One significant issue about the site is the fact that some content appears multiple times on the Content Network Graph. Although this is not the most detrimental problem the site could have, it is still a potential cause for confusion.
Ostap’s Reflections on the Project
Reviewed by: Ostap K.
For me, one of the most interesting sections on the website is the one called Curated Table of Contents, which provides lists of topics over 40 years. This table of contents is divided into 10 parts: Intersectionalities; Interventions in Theory; Methodologies; Bodies, Identities, Differences; Science Studies; Political and Social Movements; Cultural Production; Labor and Political Economy; Field Formation; Violence and Conflict.

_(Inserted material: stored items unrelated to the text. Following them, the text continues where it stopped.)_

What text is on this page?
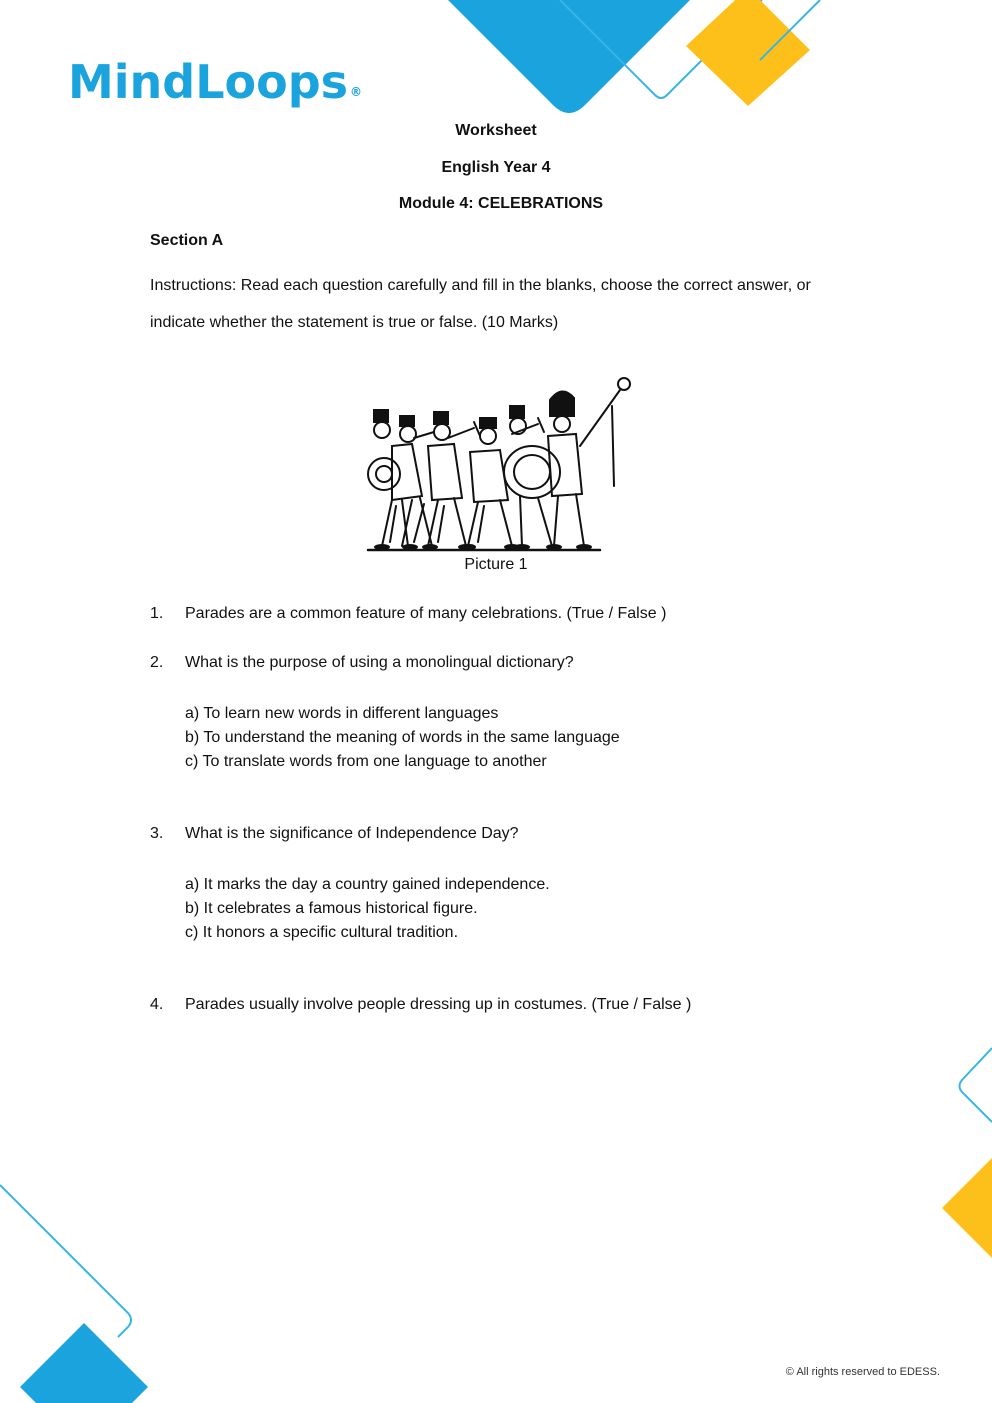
MindLoops ®
Worksheet
English Year 4
Module 4: CELEBRATIONS
Section A
Instructions: Read each question carefully and fill in the blanks, choose the correct answer, or indicate whether the statement is true or false. (10 Marks)
Picture 1
1.	Parades are a common feature of many celebrations. (True / False )
2.	What is the purpose of using a monolingual dictionary?
a) To learn new words in different languages
b) To understand the meaning of words in the same language
c) To translate words from one language to another
3.	What is the significance of Independence Day?
a) It marks the day a country gained independence.
b) It celebrates a famous historical figure.
c) It honors a specific cultural tradition.
4.	Parades usually involve people dressing up in costumes. (True / False )
© All rights reserved to EDESS.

Each section provides bibliographical information about articles that fit into each of these categories. As usual, the item includes the name of the author, title, year, volume, issue, and a link to view article. On top of that, you typically have a blurb prefacing each of the 10 sections and shed light what one might find in this section. This helps users, research, and scholars to navigate through the long history of publications, and breaking those articles into categories is worthy from several points of views. For example, one can easily study the ways certain topics were approached and studied in certain decades and look at the trajectory of development of studies in those areas.
Another important part on this platform is Editorial Commentaries. This section contains (short) essays by current, past, and future Signs editors; Signs associate editors; and feminist scholars. All these materials, especially those written by former Signs editors, provide a look into the ways the journal has been functioning through the decades. Commentaries by feminist scholars give us a chance to understand the importance and variety of the materials published in Signs.

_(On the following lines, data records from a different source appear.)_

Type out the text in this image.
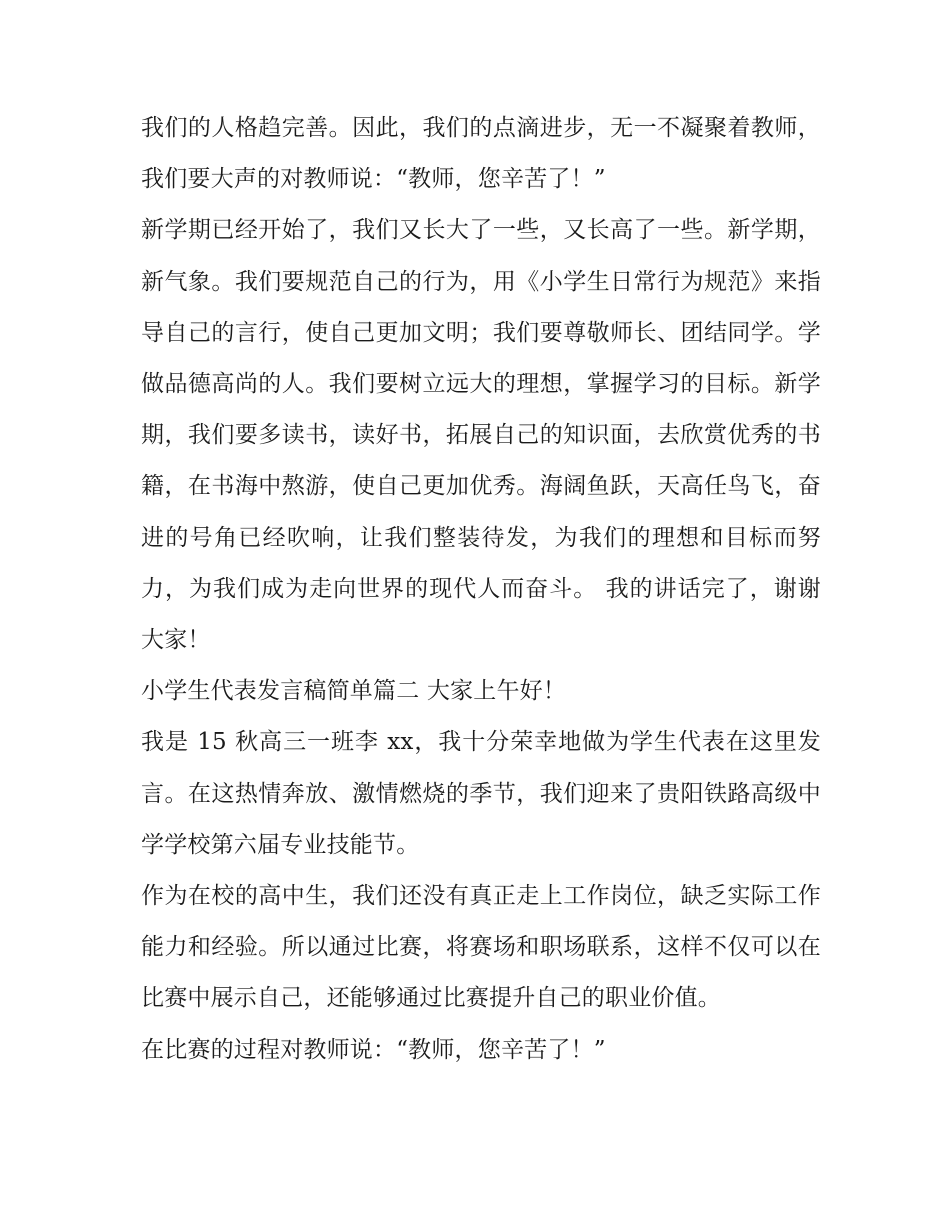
我们的人格趋完善。因此，我们的点滴进步，无一不凝聚着教师，我们要大声的对教师说：“教师，您辛苦了！”

新学期已经开始了，我们又长大了一些，又长高了一些。新学期，新气象。我们要规范自己的行为，用《小学生日常行为规范》来指导自己的言行，使自己更加文明；我们要尊敬师长、团结同学。学做品德高尚的人。我们要树立远大的理想，掌握学习的目标。新学期，我们要多读书，读好书，拓展自己的知识面，去欣赏优秀的书籍，在书海中熬游，使自己更加优秀。海阔鱼跃，天高任鸟飞，奋进的号角已经吹响，让我们整装待发，为我们的理想和目标而努力，为我们成为走向世界的现代人而奋斗。 我的讲话完了，谢谢大家！

小学生代表发言稿简单篇二 大家上午好！

我是 15 秋高三一班李 xx，我十分荣幸地做为学生代表在这里发言。在这热情奔放、激情燃烧的季节，我们迎来了贵阳铁路高级中学学校第六届专业技能节。

作为在校的高中生，我们还没有真正走上工作岗位，缺乏实际工作能力和经验。所以通过比赛，将赛场和职场联系，这样不仅可以在比赛中展示自己，还能够通过比赛提升自己的职业价值。

在比赛的过程对教师说：“教师，您辛苦了！”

Lola’s Reflections on the Project
Reviewed by: Lola Shehu
I navigated this site asking the question of what the interactivity and visualizations of topic modeling bring to the experience of engaging with the corpus, and how it can help or direct further research. I navigated through topic models, which are really useful when placed in a timeline to highlight and draw attention to particular events and trends. Beyond this function, the topics themselves provide little information that a reader or researcher would not find in the title of the article itself or through a simple search of the archive. It is very telling that in the Curated Contents section of the site, the topics are not drawn from topic modeling, but rather chosen by the editors. I found the visualizations most useful in the Cocitation Network Graph which reveals scholarship as a conversation by grouping related sources together. It is also a fun feature to interact with for the public or those new to research.
There is no search function on this site. The visitor’s experience is guided by topic modeling or by the Signs editors in the aforementioned Curated Contents section. The complete Signs digital archive is hosted by University of Chicago, but it is not linked to Signs@40. Visitors can only link to the archive through the main Signs website. Signs@40 is a curated experience that is designed to hold the reader's interest, not only for those interested in academic research, but as an accessible guided experience for the public. The Cover Art section is a great example of this as it highlights designs of covers and artwork through the years in a simple gallery. This is a carefully curated page that can be enjoyed visually, but also directs visitors interested in further analysis to a rich commentary by Susan Sidlauskas. Every step of the Signs@40 experience feels guided to the extent that it challenges my original description of the page as an interactive digital archive. A more accurate description would be a “guided interactive tour of the Signs digital archive.”